In optimization, a descent direction is a vector \mathbf{p}\in\mathbb R^n that, in the sense below, moves us closer towards a local minimum \mathbf{x}^* of our objective function f:\mathbb R^n\to\mathbb R.

Suppose we are computing \mathbf{x}^* by an iterative method, such as line search. We define a descent direction \mathbf{p}_k\in\mathbb R^n at the kth iterate to be any \mathbf{p}_k such that \langle\mathbf{p}_k,\nabla f(\mathbf{x}_k)\rangle < 0, where  \langle , \rangle denotes the inner product. The motivation for such an approach is that small steps along \mathbf{p}_k guarantee that \displaystyle f is reduced, by Taylor's theorem.

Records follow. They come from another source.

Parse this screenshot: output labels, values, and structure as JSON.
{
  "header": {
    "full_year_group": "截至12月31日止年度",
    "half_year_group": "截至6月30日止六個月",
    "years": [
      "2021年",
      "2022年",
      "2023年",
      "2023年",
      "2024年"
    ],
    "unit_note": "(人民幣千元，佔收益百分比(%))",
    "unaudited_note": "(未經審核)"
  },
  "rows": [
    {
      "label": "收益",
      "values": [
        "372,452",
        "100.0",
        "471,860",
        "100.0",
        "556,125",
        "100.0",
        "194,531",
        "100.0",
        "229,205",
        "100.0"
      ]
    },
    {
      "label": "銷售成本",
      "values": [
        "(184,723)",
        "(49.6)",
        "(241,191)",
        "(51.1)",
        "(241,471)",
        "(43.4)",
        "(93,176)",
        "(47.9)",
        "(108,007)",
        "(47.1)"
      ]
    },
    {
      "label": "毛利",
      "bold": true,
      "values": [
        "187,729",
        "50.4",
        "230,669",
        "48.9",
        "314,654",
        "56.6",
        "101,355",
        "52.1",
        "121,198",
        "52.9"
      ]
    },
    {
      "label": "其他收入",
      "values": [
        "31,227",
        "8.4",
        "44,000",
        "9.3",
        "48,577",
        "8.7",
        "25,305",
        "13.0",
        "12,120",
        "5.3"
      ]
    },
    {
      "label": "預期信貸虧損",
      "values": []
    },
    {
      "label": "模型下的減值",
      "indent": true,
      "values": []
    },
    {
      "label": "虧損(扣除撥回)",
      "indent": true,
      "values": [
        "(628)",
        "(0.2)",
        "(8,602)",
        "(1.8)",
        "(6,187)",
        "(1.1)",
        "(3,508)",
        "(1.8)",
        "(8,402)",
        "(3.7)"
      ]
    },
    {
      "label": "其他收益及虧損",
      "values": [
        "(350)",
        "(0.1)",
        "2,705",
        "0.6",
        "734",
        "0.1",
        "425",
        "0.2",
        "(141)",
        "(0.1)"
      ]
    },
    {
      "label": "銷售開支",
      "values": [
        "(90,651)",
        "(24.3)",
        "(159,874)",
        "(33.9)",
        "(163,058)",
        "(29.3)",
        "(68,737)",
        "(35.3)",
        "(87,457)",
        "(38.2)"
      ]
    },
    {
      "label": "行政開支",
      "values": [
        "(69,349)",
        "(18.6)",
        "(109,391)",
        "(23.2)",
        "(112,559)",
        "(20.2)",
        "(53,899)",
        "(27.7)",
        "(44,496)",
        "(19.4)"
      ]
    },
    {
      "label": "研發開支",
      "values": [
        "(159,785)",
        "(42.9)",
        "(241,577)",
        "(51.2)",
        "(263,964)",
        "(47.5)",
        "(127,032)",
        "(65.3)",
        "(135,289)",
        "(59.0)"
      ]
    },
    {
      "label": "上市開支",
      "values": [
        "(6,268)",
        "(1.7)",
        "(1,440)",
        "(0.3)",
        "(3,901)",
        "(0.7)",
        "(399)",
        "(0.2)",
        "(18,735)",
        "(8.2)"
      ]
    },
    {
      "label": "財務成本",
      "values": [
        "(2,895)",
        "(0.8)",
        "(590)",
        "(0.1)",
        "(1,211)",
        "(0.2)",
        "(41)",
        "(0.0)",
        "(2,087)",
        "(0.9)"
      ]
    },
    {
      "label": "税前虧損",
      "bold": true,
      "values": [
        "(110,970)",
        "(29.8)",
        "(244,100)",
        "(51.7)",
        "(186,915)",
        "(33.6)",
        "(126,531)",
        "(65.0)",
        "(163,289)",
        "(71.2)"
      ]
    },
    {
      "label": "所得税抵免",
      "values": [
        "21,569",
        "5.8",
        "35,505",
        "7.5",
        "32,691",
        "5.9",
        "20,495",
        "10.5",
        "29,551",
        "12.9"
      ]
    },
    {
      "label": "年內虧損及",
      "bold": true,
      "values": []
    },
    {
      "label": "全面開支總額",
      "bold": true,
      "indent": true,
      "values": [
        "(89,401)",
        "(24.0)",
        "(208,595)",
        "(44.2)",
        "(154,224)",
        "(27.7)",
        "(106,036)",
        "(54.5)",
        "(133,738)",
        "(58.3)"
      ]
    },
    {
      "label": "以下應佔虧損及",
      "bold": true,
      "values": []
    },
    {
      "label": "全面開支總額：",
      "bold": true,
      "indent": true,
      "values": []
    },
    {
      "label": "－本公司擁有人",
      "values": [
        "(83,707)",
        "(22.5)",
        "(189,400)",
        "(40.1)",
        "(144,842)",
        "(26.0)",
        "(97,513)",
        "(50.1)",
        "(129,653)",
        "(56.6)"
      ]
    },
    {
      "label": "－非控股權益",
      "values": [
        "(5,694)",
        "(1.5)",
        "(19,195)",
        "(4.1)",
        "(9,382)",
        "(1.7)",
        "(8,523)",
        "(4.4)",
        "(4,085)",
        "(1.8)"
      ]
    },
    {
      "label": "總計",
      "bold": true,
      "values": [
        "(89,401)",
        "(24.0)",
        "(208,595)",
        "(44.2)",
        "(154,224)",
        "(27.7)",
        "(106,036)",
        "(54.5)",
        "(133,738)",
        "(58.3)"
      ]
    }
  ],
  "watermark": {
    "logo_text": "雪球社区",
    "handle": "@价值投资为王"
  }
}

Using this definition, the negative of a non-zero gradient is always a descent direction, as  \langle -\nabla f(\mathbf{x}_k), \nabla f(\mathbf{x}_k) \rangle = -\langle \nabla f(\mathbf{x}_k), \nabla f(\mathbf{x}_k) \rangle < 0 .

Numerous methods exist to compute descent directions, all with differing merits. For example, one could use gradient descent or the conjugate gradient method.

More generally, if P is a positive definite matrix, then d = -P \nabla f(x) is a descent direction [1] at x. This generality is used in preconditioned gradient descent methods.

  1. J. M. Ortega and W. C. Rheinbold (1970). Iterative Solution of Nonlinear Equations in Several Variables. p. 243. doi:10.1137/1.9780898719468.